In four of the five genomes, the duplications led to expansions of the ITRs, with genome MPXV/Germany/2022/RKI339 having an ITR of 24,696 bp. ITR expansions have been described in myxoma viruses that were released in Australia [58]. The mechanism behind ITR expansions may involve nonhomologous recombination, probably as a mechanism to increase the gene dosage by gene duplication [59]. A model by Evans et al. describes the expansion of ITRs in different Vaccinia viruses, where ITR expansion has been observed, through nonhomologous recombination [60, 61]. Here, nonhomologous recombination between two double-stranded DNAs (virus A and virus B) in reverse orientation, with the junction at the region upstream the right ITR of virus A and a region downstream the left ITR of virus B, generates two recombined viruses: viruses A’ with missing genes downstream the junction at the right genome end, replaced by the inverted, extended left ITR of virus B. Virus B’ would have the deletion at the left ITR after the position of the junction, replaced by the extended right ITR of virus A. For our example MPXV/Germany/2022/RKI337, recombination may have occurred between viruses A and B in reverse orientation, with a junction between MPXVgp175 and of virus A and MPXVgp11 of virus B. This nonhomologous recombination would generate virus A’ with deletion of all genes after MPXVgp175, which are replaced by the inverted and extended left ITR of up to MPXVgp10 of virus B, which is MPXV/Germany/2022/RKI337. The hypothetical virus B’ would have all the genes of the right end of virus A (MPXVgp176-MPXVgp187) duplicated to its left end, with deletion of genes MPXVgp4-MPXVgp10, similar to MPXV/Germany/2022/RKI339.

In this study, we only found five out of 339 MPXV genomes (1.47%) with rearrangements. Ongoing sequencing efforts will have to show whether some of the described insertions and deletions will become fixed, or whether they are neutral or even disadvantageous for the virus.
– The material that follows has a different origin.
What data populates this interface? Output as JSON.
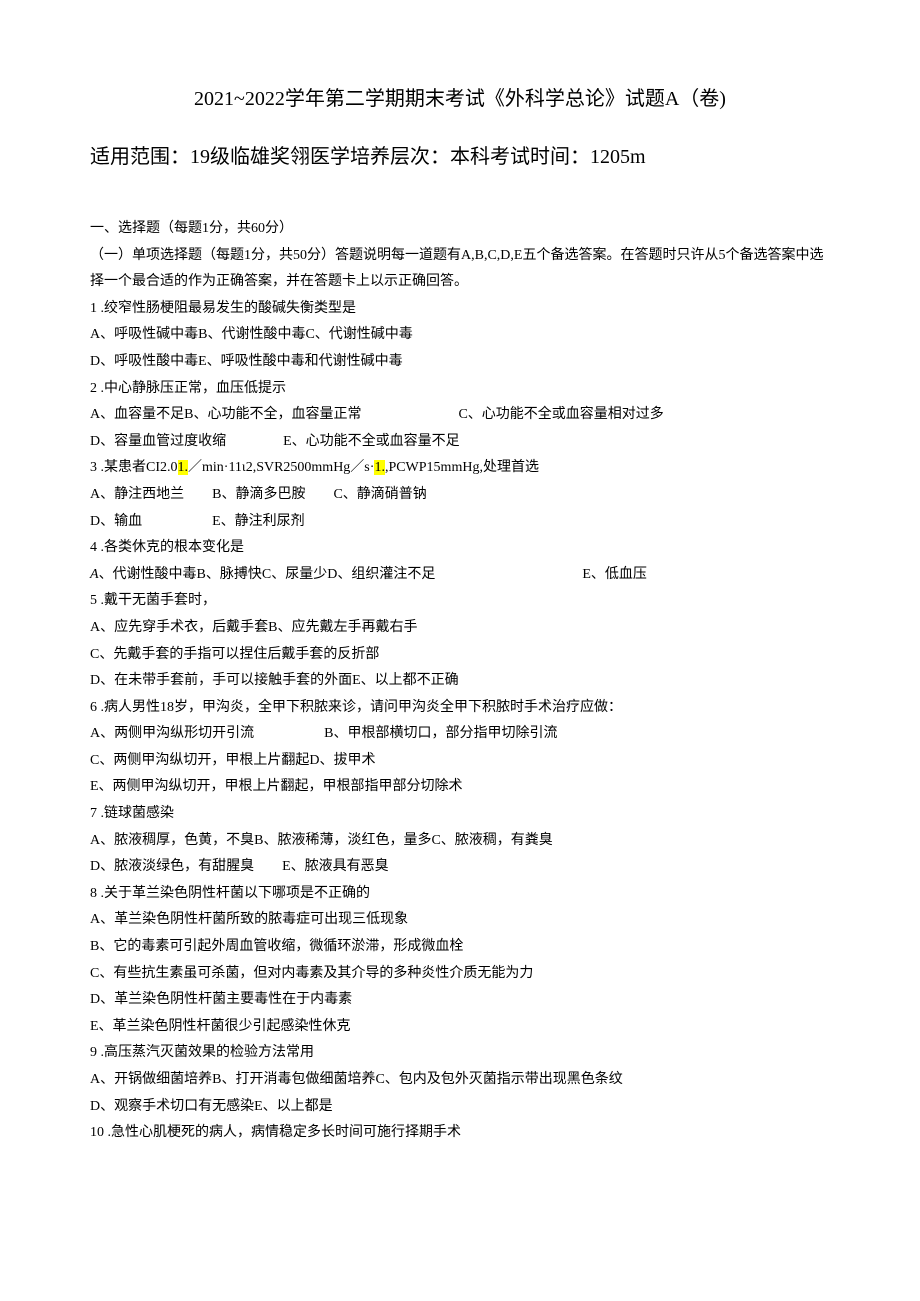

The MPXV of the 2022 outbreak may have become adapted to the human host, as continuous human-to-human transmission within a short time is seen for the first time since the discovery of MPXV in 1958. In addition, the mode of transmission and the phenotype of disease has changed [62, 63]. Although adaption to the host is not necessarily correlated with increased pathogenicity and virulence, it is not known during the ongoing Mpox outbreak how the virus will evolve in future. Intensified vaccination and changes in human behavior could exert selective pressure on the virus, with mutations, insertions and deletions being advantageous for transmission or immune escape. Although Mpox daily cases worldwide have decreased (as of January 16, 2023), it is likely that Mpox outbreaks will continue to appear, with different strains circulating [64].

Conclusions

In the Mpox 2022 multi-country outbreak, rearrangements occur, including gene transitions to the opposite genome end and deletions at the insertion site of the genomes, and they should be monitored by whole genome sequencing in addition to single mutations.